Accettazione dell'IA in medicina
L'intelligenza artificiale (IA) è destinata a trasformare profondamente il settore medico nei prossimi anni. L'assessore provinciale alla sanità, Hubert Messner, ha sottolineato un punto cruciale: l'IA non sostituirà i professionisti sanitari. Sarà piuttosto uno strumento prezioso per migliorare l'efficienza lavorativa. L'obiettivo è incrementare ulteriormente la qualità dell'assistenza offerta ai cittadini.
Queste dichiarazioni sono emerse durante la presentazione dei risultati di uno studio significativo. L'indagine è stata ideata dall'Istituto di medicina generale e Public health di Bolzano. La ricerca è stata poi condotta dall'Astat, ente di statistica provinciale.
Percezione dell'IA tra i pazienti
L'indagine ha delineato un quadro complesso riguardo all'accettazione dell'IA nel contesto sanitario. I dati raccolti mostrano una popolazione altoatesina fondamentalmente disponibile ad accogliere questa tecnologia.
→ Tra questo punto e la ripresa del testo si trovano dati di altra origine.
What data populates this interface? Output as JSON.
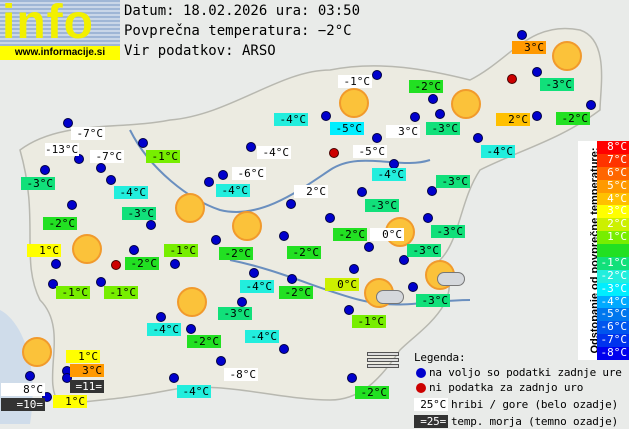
{
  "logo": {
    "word": "info",
    "url": "www.informacije.si"
  },
  "header": {
    "date_line": "Datum: 18.02.2026 ura: 03:50",
    "avg_line": "Povprečna temperatura: −2°C",
    "source_line": "Vir podatkov: ARSO"
  },
  "average_temperature": -2,
  "labels": [
    {
      "t": "-1°C",
      "k": "m"
    },
    {
      "t": "-4°C",
      "k": "v"
    },
    {
      "t": "-5°C",
      "k": "v"
    },
    {
      "t": "-2°C",
      "k": "v"
    },
    {
      "t": "3°C",
      "k": "m"
    },
    {
      "t": "-3°C",
      "k": "v"
    },
    {
      "t": "-5°C",
      "k": "m"
    },
    {
      "t": "-4°C",
      "k": "v"
    },
    {
      "t": "-4°C",
      "k": "v"
    },
    {
      "t": "3°C",
      "k": "v"
    },
    {
      "t": "-3°C",
      "k": "v"
    },
    {
      "t": "2°C",
      "k": "v"
    },
    {
      "t": "-2°C",
      "k": "v"
    },
    {
      "t": "-7°C",
      "k": "m"
    },
    {
      "t": "-13°C",
      "k": "m"
    },
    {
      "t": "-7°C",
      "k": "m"
    },
    {
      "t": "-1°C",
      "k": "v"
    },
    {
      "t": "-3°C",
      "k": "v"
    },
    {
      "t": "-4°C",
      "k": "v"
    },
    {
      "t": "-2°C",
      "k": "v"
    },
    {
      "t": "-3°C",
      "k": "v"
    },
    {
      "t": "1°C",
      "k": "v"
    },
    {
      "t": "-2°C",
      "k": "v"
    },
    {
      "t": "-1°C",
      "k": "v"
    },
    {
      "t": "-4°C",
      "k": "m"
    },
    {
      "t": "-6°C",
      "k": "m"
    },
    {
      "t": "-4°C",
      "k": "v"
    },
    {
      "t": "-2°C",
      "k": "v"
    },
    {
      "t": "2°C",
      "k": "m"
    },
    {
      "t": "-3°C",
      "k": "v"
    },
    {
      "t": "-3°C",
      "k": "v"
    },
    {
      "t": "-2°C",
      "k": "v"
    },
    {
      "t": "0°C",
      "k": "m"
    },
    {
      "t": "-3°C",
      "k": "v"
    },
    {
      "t": "-3°C",
      "k": "v"
    },
    {
      "t": "-2°C",
      "k": "v"
    },
    {
      "t": "-4°C",
      "k": "v"
    },
    {
      "t": "-2°C",
      "k": "v"
    },
    {
      "t": "0°C",
      "k": "v"
    },
    {
      "t": "-3°C",
      "k": "v"
    },
    {
      "t": "-1°C",
      "k": "v"
    },
    {
      "t": "-1°C",
      "k": "v"
    },
    {
      "t": "-4°C",
      "k": "v"
    },
    {
      "t": "-2°C",
      "k": "v"
    },
    {
      "t": "-3°C",
      "k": "v"
    },
    {
      "t": "-4°C",
      "k": "v"
    },
    {
      "t": "-1°C",
      "k": "v"
    },
    {
      "t": "-8°C",
      "k": "m"
    },
    {
      "t": "-4°C",
      "k": "v"
    },
    {
      "t": "-2°C",
      "k": "v"
    },
    {
      "t": "8°C",
      "k": "m"
    },
    {
      "t": "=10=",
      "k": "s"
    },
    {
      "t": "1°C",
      "k": "v"
    },
    {
      "t": "3°C",
      "k": "v"
    },
    {
      "t": "=11=",
      "k": "s"
    },
    {
      "t": "1°C",
      "k": "v"
    }
  ],
  "station_status": [
    "ok",
    "ok",
    "ok",
    "ok",
    "ok",
    "ok",
    "missing",
    "ok",
    "ok",
    "ok",
    "missing",
    "ok",
    "ok",
    "ok",
    "ok",
    "ok",
    "ok",
    "ok",
    "ok",
    "ok",
    "ok",
    "ok",
    "ok",
    "ok",
    "missing",
    "ok",
    "ok",
    "ok",
    "ok",
    "ok",
    "ok",
    "ok",
    "ok",
    "ok",
    "ok",
    "ok",
    "ok",
    "ok",
    "ok",
    "ok",
    "ok",
    "ok",
    "ok",
    "ok",
    "ok",
    "ok",
    "ok",
    "ok",
    "ok",
    "ok",
    "ok",
    "ok",
    "ok",
    "ok",
    "ok",
    "ok",
    "ok"
  ],
  "weather_icons": [
    "sunny",
    "sunny",
    "sunny",
    "sunny",
    "sunny",
    "sunny",
    "sunny",
    "sunny",
    "sunny",
    "partly-cloudy",
    "partly-cloudy",
    "fog"
  ],
  "scale": {
    "title": "Odstopanje od povprečne temperature:",
    "rows": [
      {
        "label": "8°C",
        "color": "#ff0000"
      },
      {
        "label": "7°C",
        "color": "#ff3300"
      },
      {
        "label": "6°C",
        "color": "#ff6600"
      },
      {
        "label": "5°C",
        "color": "#ff9900"
      },
      {
        "label": "4°C",
        "color": "#ffc000"
      },
      {
        "label": "3°C",
        "color": "#ffff00"
      },
      {
        "label": "2°C",
        "color": "#ccf000"
      },
      {
        "label": "1°C",
        "color": "#77ee00"
      },
      {
        "label": "",
        "color": "#22e022"
      },
      {
        "label": "-1°C",
        "color": "#11e07a"
      },
      {
        "label": "-2°C",
        "color": "#22eedd"
      },
      {
        "label": "-3°C",
        "color": "#00eeff"
      },
      {
        "label": "-4°C",
        "color": "#00aaff"
      },
      {
        "label": "-5°C",
        "color": "#0077ee"
      },
      {
        "label": "-6°C",
        "color": "#0055ee"
      },
      {
        "label": "-7°C",
        "color": "#0033ee"
      },
      {
        "label": "-8°C",
        "color": "#0000ee"
      }
    ]
  },
  "legend": {
    "title": "Legenda:",
    "available": "na voljo so podatki zadnje ure",
    "missing": "ni podatka za zadnjo uro",
    "mountain_sample": "25°C",
    "mountain": "hribi / gore (belo ozadje)",
    "sea_sample": "=25=",
    "sea": "temp. morja (temno ozadje)",
    "available_color": "#0000cc",
    "missing_color": "#cc0000"
  }
}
L'apertura è però strettamente legata alla percezione di un beneficio personale tangibile. Circa il 47% degli intervistati si dichiara favorevole all'impiego dell'IA per supportare la propria cura.
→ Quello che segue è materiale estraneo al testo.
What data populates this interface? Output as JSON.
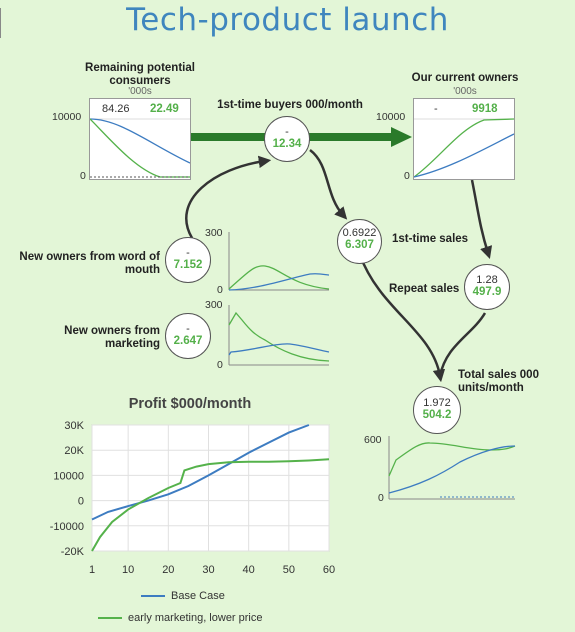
{
  "title": "Tech-product launch",
  "stocks": {
    "remaining": {
      "label": "Remaining potential consumers",
      "units": "'000s",
      "val1": "84.26",
      "val2": "22.49",
      "ytop": "10000",
      "yzero": "0"
    },
    "owners": {
      "label": "Our current owners",
      "units": "'000s",
      "val1": "-",
      "val2": "9918",
      "ytop": "10000",
      "yzero": "0"
    }
  },
  "flows": {
    "buyers": {
      "label": "1st-time buyers 000/month",
      "val1": "-",
      "val2": "12.34"
    },
    "first_sales": {
      "label": "1st-time sales",
      "val1": "0.6922",
      "val2": "6.307"
    },
    "repeat": {
      "label": "Repeat sales",
      "val1": "1.28",
      "val2": "497.9"
    },
    "total": {
      "label": "Total sales 000 units/month",
      "val1": "1.972",
      "val2": "504.2"
    },
    "wom": {
      "label": "New owners from word of mouth",
      "val1": "-",
      "val2": "7.152"
    },
    "mkt": {
      "label": "New owners from marketing",
      "val1": "-",
      "val2": "2.647"
    }
  },
  "mini_charts": {
    "wom": {
      "ytop": "300",
      "yzero": "0"
    },
    "mkt": {
      "ytop": "300",
      "yzero": "0"
    },
    "sales": {
      "ytop": "600",
      "yzero": "0"
    }
  },
  "colors": {
    "base": "#3d7cc1",
    "scenario": "#55b24b",
    "flow": "#2a7a2a"
  },
  "chart_data": {
    "type": "line",
    "title": "Profit $000/month",
    "xlabel": "",
    "ylabel": "",
    "x_ticks": [
      "1",
      "10",
      "20",
      "30",
      "40",
      "50",
      "60"
    ],
    "y_ticks": [
      "30K",
      "20K",
      "10000",
      "0",
      "-10000",
      "-20K"
    ],
    "xlim": [
      1,
      60
    ],
    "ylim": [
      -20000,
      30000
    ],
    "grid": true,
    "legend_position": "bottom",
    "series": [
      {
        "name": "Base Case",
        "color": "#3d7cc1",
        "x": [
          1,
          5,
          10,
          15,
          20,
          25,
          30,
          35,
          40,
          45,
          50,
          55
        ],
        "y": [
          -7500,
          -4500,
          -2200,
          0,
          2500,
          5800,
          10000,
          14500,
          19000,
          23000,
          27000,
          30500
        ]
      },
      {
        "name": "early marketing, lower price",
        "color": "#55b24b",
        "x": [
          1,
          3,
          6,
          10,
          15,
          20,
          23,
          24,
          27,
          30,
          35,
          40,
          45,
          50,
          55,
          60
        ],
        "y": [
          -20000,
          -14500,
          -8500,
          -3500,
          1000,
          5000,
          7000,
          12000,
          13500,
          14500,
          15200,
          15400,
          15400,
          15600,
          15900,
          16400
        ]
      }
    ]
  }
}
Inoltre, il 49% dei partecipanti ritiene che l'IA possa contribuire a un miglioramento generale della salute della popolazione. Un dato ancora più marcato emerge riguardo alla pianificazione e organizzazione degli appuntamenti medici. Il 75% degli intervistati considera utile l'uso dell'IA in questo specifico ambito gestionale.
Ambiti di criticità e timori
Nonostante l'apertura generale, emergono aree in cui l'impiego dell'IA suscita perplessità. Le riserve sono principalmente legate alla paura di una diminuzione del controllo umano sull'intero processo. Il 45% degli intervistati esprime questa preoccupazione. Di conseguenza, permane un certo scetticismo nei confronti dei professionisti sanitari che decidono di avvalersi dell'IA, un sentimento condiviso dal 32%.
Dietmar Ausserhofer, responsabile dello studio e ricercatore presso l'Istituto di medicina generale e Public health di Bolzano, ha spiegato questi timori. L'IA incontra minore accettazione quando è in gioco il contatto diretto con gli specialisti. Questo accade in ambiti cruciali come l'informazione, la consulenza, il trattamento di patologie e la gestione delle emergenze mediche.
Iniziative e futuro dell'IA in sanità
Per affrontare queste sfide e governare l'innovazione, l'Azienda sanitaria dell'Alto Adige ha istituito un centro di competenza dedicato all'IA. Lo ha annunciato l'assessore Messner. Questo centro ha il compito di valutare attentamente i potenziali campi di applicazione. La sua funzione è decidere quali applicazioni siano effettivamente sensate e possano essere utilizzate in modo responsabile ed etico.
L'obiettivo è integrare l'IA in maniera strategica, massimizzando i benefici per i pazienti e il personale sanitario. Si punta a un utilizzo che rafforzi, anziché indebolire, il rapporto di fiducia tra medico e paziente. La ricerca continua per definire le migliori pratiche.